评估调控基因组学预训练DNA语言模型的代表性能力

基因组语言模型（gLMs）的出现提供了一种无监督的方法来学习非编码基因组中广泛的顺式调控模式，而不需要湿实验室实验产生的功能活性标记。先前的评估表明，尽管使用相对简单的基准数据集和基线模型，但预训练的glm可以用来提高广泛的调控基因组学任务的预测性能。由于这些研究中的gLM是通过微调每个下游任务的权重来测试的，因此确定gLM表示是否体现了对顺式调控生物学的基本理解仍然是一个悬而未决的问题。在这里，我们评估了预训练的gLMs预测和解释细胞类型特异性功能基因组学数据的代表性，这些数据跨越DNA和RNA调控，用于六个主要功能基因组学预测任务。我们的研究结果表明，与使用单热编码序列的传统机器学习方法相比，探测当前预训练的glm的表示并没有提供实质性的优势。然而，使用单热编码序列从头开始训练的高度调整的监督模型可以在本研究中探索的数据集上实现与预训练模型竞争或更好的性能。这项工作突出了与当前gLMs的主要差距，提出了传统非编码基因组预训练策略的潜在问题。

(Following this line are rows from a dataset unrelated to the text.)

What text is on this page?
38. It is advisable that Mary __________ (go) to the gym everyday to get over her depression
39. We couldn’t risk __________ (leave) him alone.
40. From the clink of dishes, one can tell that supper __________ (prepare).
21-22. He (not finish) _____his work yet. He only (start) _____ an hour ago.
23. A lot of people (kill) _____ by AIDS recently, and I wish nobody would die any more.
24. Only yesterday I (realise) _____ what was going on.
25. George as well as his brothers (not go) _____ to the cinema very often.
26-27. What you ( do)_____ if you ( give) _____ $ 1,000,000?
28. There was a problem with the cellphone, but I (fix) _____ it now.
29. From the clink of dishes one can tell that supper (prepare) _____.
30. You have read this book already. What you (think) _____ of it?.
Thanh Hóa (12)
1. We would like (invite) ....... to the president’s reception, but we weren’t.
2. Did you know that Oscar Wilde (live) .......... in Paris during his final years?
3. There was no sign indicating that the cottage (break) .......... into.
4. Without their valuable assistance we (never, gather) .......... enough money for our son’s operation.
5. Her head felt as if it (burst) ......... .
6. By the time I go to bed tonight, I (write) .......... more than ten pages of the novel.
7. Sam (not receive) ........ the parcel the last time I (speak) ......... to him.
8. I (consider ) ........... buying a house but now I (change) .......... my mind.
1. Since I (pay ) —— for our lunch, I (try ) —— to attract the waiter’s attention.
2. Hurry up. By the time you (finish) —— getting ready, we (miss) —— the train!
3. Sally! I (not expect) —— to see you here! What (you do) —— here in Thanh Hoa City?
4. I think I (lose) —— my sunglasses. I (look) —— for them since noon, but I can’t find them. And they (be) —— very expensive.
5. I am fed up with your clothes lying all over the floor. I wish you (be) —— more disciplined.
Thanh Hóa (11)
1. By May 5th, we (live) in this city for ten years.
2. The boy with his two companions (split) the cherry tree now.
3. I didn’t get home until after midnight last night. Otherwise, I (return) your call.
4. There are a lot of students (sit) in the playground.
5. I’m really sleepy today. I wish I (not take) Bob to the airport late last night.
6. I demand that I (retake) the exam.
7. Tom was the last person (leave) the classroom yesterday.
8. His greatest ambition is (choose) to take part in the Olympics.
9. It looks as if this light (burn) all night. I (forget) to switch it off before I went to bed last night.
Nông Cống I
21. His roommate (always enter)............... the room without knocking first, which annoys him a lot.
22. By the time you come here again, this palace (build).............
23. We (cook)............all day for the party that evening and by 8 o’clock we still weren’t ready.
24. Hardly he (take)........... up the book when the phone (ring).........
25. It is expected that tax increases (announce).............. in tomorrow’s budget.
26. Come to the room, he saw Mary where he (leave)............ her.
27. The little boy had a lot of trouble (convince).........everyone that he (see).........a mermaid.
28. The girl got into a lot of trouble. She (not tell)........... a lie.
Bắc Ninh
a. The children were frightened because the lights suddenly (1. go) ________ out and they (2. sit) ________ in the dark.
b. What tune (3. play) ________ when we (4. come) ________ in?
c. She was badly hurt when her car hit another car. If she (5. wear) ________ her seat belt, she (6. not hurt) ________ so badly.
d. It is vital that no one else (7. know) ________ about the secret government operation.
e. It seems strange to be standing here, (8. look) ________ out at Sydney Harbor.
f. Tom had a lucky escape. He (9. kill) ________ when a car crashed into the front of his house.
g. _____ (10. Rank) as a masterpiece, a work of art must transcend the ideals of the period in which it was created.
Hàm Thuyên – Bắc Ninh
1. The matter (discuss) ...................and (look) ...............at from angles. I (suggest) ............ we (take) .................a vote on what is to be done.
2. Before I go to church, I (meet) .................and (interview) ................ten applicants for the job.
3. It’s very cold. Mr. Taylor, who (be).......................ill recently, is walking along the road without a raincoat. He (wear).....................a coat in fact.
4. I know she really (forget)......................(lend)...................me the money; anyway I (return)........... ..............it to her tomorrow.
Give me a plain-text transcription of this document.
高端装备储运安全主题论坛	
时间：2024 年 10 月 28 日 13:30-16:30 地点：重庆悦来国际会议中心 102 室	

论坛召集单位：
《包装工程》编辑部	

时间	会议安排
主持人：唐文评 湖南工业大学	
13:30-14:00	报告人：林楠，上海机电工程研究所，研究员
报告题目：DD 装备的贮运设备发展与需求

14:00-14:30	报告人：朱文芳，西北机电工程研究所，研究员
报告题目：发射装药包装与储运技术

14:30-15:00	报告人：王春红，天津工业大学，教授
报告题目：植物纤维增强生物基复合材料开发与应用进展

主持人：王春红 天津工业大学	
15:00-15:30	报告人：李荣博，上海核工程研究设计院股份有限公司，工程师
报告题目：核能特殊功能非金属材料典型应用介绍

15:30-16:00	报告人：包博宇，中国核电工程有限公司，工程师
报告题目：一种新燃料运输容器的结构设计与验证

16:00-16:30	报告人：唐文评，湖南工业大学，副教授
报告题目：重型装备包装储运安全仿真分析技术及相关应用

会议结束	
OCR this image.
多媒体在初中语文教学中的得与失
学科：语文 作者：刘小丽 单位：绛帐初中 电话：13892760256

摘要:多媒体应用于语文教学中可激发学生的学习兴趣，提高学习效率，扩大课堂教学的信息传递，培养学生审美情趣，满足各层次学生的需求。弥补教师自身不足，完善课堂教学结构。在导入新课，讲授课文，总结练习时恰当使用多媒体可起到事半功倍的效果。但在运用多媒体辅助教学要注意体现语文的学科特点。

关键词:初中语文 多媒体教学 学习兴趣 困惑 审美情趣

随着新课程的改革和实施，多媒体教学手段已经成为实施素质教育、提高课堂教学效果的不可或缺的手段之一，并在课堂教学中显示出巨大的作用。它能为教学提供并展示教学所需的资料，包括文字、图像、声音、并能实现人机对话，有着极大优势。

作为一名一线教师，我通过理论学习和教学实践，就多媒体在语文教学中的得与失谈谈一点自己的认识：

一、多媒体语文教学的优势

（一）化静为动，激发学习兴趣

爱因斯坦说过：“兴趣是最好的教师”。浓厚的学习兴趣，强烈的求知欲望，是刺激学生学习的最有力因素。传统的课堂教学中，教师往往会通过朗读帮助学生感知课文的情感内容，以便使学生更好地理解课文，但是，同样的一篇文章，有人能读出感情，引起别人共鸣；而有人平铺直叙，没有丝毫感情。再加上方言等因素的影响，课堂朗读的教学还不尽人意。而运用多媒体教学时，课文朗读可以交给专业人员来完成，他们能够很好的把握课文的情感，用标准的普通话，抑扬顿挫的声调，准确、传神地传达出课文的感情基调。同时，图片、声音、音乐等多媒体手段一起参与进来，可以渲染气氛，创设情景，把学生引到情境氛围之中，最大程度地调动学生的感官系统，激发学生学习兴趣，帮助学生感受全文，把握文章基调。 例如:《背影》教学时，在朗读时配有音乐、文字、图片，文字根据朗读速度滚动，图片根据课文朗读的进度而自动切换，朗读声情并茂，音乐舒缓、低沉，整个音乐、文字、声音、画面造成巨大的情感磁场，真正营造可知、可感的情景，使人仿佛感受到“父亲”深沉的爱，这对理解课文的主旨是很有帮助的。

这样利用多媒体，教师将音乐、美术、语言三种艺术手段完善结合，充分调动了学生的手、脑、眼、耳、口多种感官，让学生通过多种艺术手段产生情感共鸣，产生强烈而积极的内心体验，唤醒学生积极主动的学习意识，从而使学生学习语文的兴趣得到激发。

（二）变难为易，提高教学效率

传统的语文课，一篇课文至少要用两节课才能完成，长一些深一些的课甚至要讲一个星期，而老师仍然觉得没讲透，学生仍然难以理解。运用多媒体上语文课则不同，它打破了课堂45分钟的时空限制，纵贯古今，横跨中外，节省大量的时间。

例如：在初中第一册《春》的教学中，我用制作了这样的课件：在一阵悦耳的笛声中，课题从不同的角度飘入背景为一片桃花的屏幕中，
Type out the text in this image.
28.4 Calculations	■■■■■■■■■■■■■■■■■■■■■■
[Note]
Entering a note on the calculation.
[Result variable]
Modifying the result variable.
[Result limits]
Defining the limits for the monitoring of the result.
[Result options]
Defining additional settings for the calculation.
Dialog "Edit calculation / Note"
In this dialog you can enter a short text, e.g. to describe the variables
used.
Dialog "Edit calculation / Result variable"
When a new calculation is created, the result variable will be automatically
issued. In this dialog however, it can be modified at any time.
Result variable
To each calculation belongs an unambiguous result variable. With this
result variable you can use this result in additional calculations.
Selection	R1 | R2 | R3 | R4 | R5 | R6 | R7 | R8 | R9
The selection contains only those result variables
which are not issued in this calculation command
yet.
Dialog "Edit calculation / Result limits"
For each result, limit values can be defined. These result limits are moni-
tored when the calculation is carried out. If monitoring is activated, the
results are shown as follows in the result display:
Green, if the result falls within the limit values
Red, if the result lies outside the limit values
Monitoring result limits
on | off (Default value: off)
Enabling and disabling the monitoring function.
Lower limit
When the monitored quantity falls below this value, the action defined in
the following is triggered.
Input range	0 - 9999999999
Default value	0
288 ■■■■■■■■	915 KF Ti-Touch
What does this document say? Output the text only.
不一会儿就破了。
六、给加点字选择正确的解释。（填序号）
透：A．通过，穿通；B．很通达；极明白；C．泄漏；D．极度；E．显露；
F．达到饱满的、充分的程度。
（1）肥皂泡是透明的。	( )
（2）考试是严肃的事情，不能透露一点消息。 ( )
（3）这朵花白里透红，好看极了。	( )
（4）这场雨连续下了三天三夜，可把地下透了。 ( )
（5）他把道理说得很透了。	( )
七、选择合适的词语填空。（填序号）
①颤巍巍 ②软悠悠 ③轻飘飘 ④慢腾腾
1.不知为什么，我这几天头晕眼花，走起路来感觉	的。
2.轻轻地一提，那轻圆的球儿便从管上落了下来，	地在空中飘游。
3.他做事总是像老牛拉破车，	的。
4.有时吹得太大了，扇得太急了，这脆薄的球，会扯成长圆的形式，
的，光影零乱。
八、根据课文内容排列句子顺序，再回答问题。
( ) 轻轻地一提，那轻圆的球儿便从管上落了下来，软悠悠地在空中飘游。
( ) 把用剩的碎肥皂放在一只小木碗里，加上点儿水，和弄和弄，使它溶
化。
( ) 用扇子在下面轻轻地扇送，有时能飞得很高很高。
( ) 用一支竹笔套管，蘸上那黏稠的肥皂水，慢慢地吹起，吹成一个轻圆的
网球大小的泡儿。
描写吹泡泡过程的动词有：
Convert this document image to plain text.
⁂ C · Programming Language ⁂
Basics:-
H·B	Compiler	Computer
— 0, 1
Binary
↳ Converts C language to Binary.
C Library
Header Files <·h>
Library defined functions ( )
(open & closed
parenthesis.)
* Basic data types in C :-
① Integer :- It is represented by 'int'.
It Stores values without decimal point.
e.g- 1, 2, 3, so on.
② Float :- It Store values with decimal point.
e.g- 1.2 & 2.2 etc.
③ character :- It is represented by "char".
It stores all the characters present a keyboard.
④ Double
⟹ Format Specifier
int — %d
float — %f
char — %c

本文章由计算机程序翻译，如有差异，请以英文原文为准。

求助全文

约1分钟内获得全文求助全文

来源期刊

Genome Biology Biochemistry, Genetics and Molecular Biology-Genetics

CiteScore

21.00

自引率

3.30%

发文量

241

审稿时长

2 months

期刊介绍： Genome Biology stands as a premier platform for exceptional research across all domains of biology and biomedicine, explored through a genomic and post-genomic lens. With an impressive impact factor of 12.3 (2022),* the journal secures its position as the 3rd-ranked research journal in the Genetics and Heredity category and the 2nd-ranked research journal in the Biotechnology and Applied Microbiology category by Thomson Reuters. Notably, Genome Biology holds the distinction of being the highest-ranked open-access journal in this category. Our dedicated team of highly trained in-house Editors collaborates closely with our esteemed Editorial Board of international experts, ensuring the journal remains on the forefront of scientific advances and community standards. Regular engagement with researchers at conferences and institute visits underscores our commitment to staying abreast of the latest developments in the field.